Mike shook his head and stared blankly at the screen. He sighed. "All right. I believe you—but I can't pretend I'm not shocked. Melly was so—well,
nonsexual.
One of the boys."

Tip looked at him, eyebrows raised. "You believe that? I can't stop you. But you may be saying more about yourself than about Melly."

"Could be." Mike didn't want to follow that thought any further. "Thanks a lot, anyway, Tip. I owe you one."

"Why are you asking me all this, Mike?"

"Melly Turak and I look as though we're going to be double teamed."

Tip Muller whistled. "Well, now. Make sure she keeps her mind on the mission."

"I'm having dinner with her tonight. I wanted to know what I was getting into."

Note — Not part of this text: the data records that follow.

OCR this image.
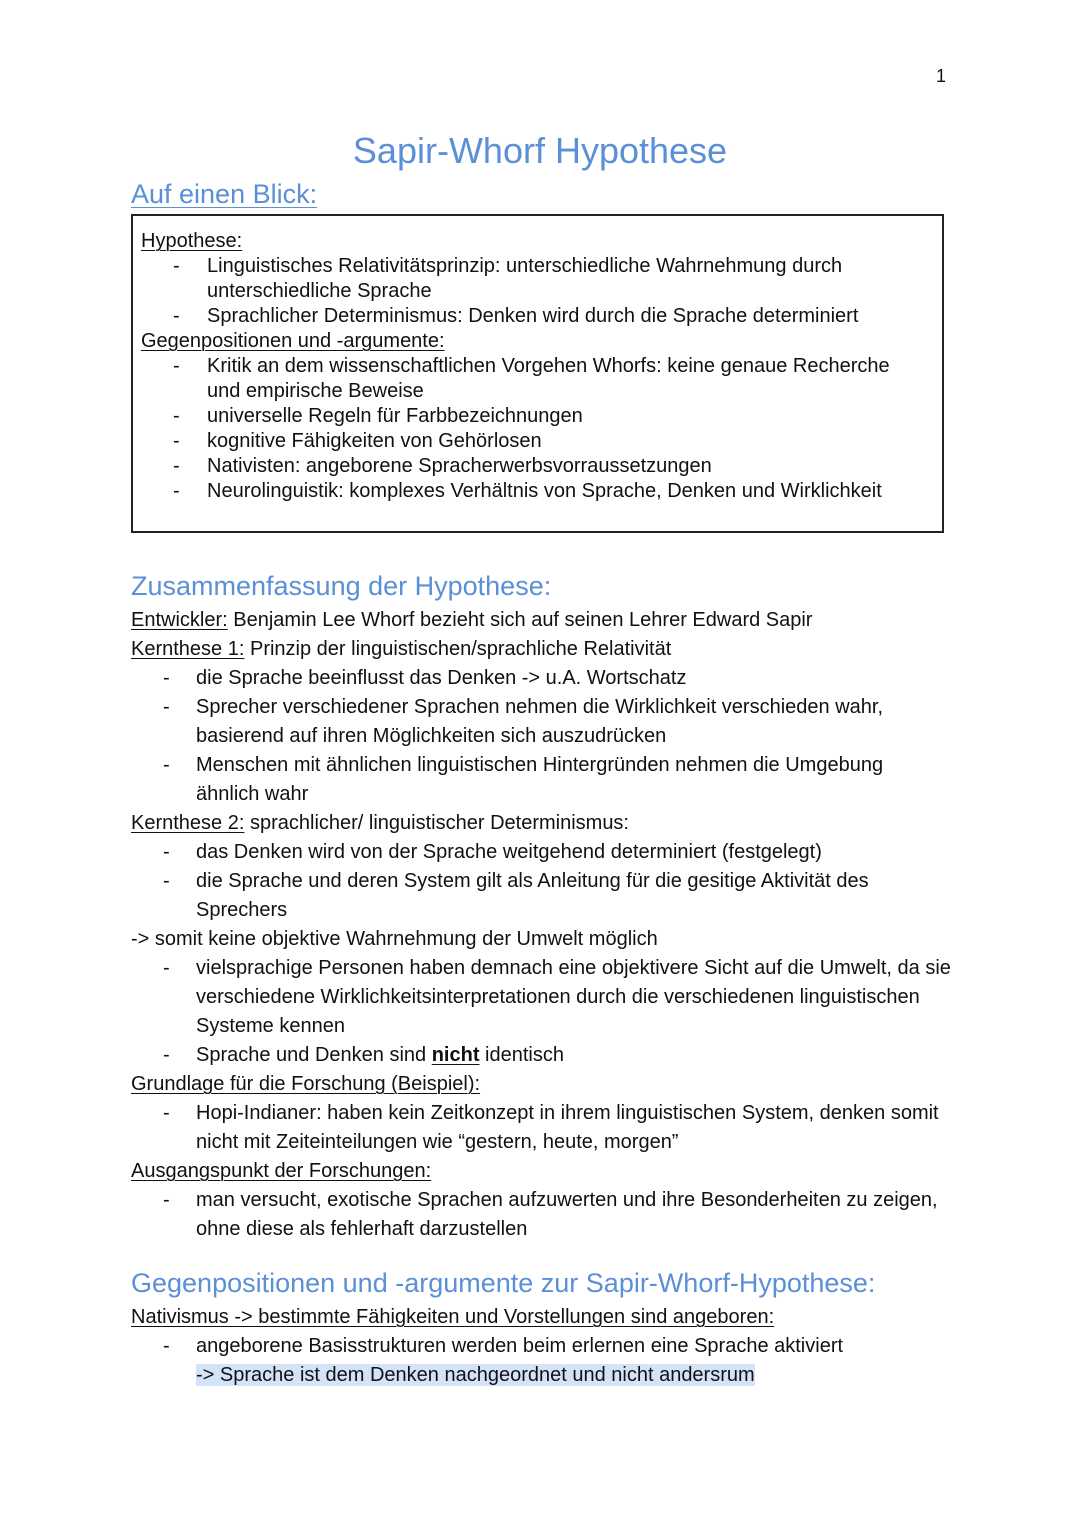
1
Sapir-Whorf Hypothese
Auf einen Blick:
Hypothese:
- Linguistisches Relativitätsprinzip: unterschiedliche Wahrnehmung durch unterschiedliche Sprache
- Sprachlicher Determinismus: Denken wird durch die Sprache determiniert
Gegenpositionen und -argumente:
- Kritik an dem wissenschaftlichen Vorgehen Whorfs: keine genaue Recherche und empirische Beweise
- universelle Regeln für Farbbezeichnungen
- kognitive Fähigkeiten von Gehörlosen
- Nativisten: angeborene Spracherwerbsvorraussetzungen
- Neurolinguistik: komplexes Verhältnis von Sprache, Denken und Wirklichkeit
Zusammenfassung der Hypothese:
Entwickler: Benjamin Lee Whorf bezieht sich auf seinen Lehrer Edward Sapir
Kernthese 1: Prinzip der linguistischen/sprachliche Relativität
- die Sprache beeinflusst das Denken -> u.A. Wortschatz
- Sprecher verschiedener Sprachen nehmen die Wirklichkeit verschieden wahr, basierend auf ihren Möglichkeiten sich auszudrücken
- Menschen mit ähnlichen linguistischen Hintergründen nehmen die Umgebung ähnlich wahr
Kernthese 2: sprachlicher/ linguistischer Determinismus:
- das Denken wird von der Sprache weitgehend determiniert (festgelegt)
- die Sprache und deren System gilt als Anleitung für die gesitige Aktivität des Sprechers
-> somit keine objektive Wahrnehmung der Umwelt möglich
- vielsprachige Personen haben demnach eine objektivere Sicht auf die Umwelt, da sie verschiedene Wirklichkeitsinterpretationen durch die verschiedenen linguistischen Systeme kennen
- Sprache und Denken sind nicht identisch
Grundlage für die Forschung (Beispiel):
- Hopi-Indianer: haben kein Zeitkonzept in ihrem linguistischen System, denken somit nicht mit Zeiteinteilungen wie “gestern, heute, morgen”
Ausgangspunkt der Forschungen:
- man versucht, exotische Sprachen aufzuwerten und ihre Besonderheiten zu zeigen, ohne diese als fehlerhaft darzustellen
Gegenpositionen und -argumente zur Sapir-Whorf-Hypothese:
Nativismus -> bestimmte Fähigkeiten und Vorstellungen sind angeboren:
- angeborene Basisstrukturen werden beim erlernen eine Sprache aktiviert
-> Sprache ist dem Denken nachgeordnet und nicht andersrum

Muller laughed. "Her, unless she's changed. Hold onto your pants, Mike, or she'll have 'em off before you get to the soup course. And say hello from me."

He was still grinning when Mike cut the connection. Mike was not grinning at all.

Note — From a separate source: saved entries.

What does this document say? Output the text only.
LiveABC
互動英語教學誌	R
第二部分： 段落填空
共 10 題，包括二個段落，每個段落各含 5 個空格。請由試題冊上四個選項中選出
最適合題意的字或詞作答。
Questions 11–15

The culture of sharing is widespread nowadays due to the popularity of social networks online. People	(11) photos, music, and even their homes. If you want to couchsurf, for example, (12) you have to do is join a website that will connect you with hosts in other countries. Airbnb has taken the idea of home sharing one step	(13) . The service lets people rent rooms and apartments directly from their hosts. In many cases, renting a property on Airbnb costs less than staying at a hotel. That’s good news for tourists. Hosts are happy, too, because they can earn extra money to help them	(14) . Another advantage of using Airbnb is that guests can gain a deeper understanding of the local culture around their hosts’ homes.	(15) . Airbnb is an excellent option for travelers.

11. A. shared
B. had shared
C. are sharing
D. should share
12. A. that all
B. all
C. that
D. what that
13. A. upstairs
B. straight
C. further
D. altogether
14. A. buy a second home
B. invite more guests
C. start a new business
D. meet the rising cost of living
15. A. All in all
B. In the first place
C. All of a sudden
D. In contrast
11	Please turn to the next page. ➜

Not the Melly he knew from training camp, but a sort of female version of Lover-boy Lester. How had it happened?

His head was spinning as he walked down to the dining room where he was to meet her. In some ways he wished he had never spoken to Tip. It made things even more complicated. Melly had changed, and Mike's ideas about her had to change, too. She was Daddy-O's top choice for the mission, by a wide margin. And according to her record, she would be great in a negotiation.

Wasn't that the important point, not what she had been like last year in training camp? Even though he and Melly would have a hidden agenda, the negotiation for the Chip Beanstalk would be real enough. And it was going to be a tough one. They would be representing the Chipponese, but the Unified Empire held most of the cards. The Chipponese needed a partner at the ground end who wanted what they had to trade—energy—and who was sufficiently technological to be able to handle the Beanstalk tether. Rasool Ilunga and the Ten Tribes had the aspiration, but not the technology. The Unified Empire was sitting in a strong bargaining position. What did they want out of this deal?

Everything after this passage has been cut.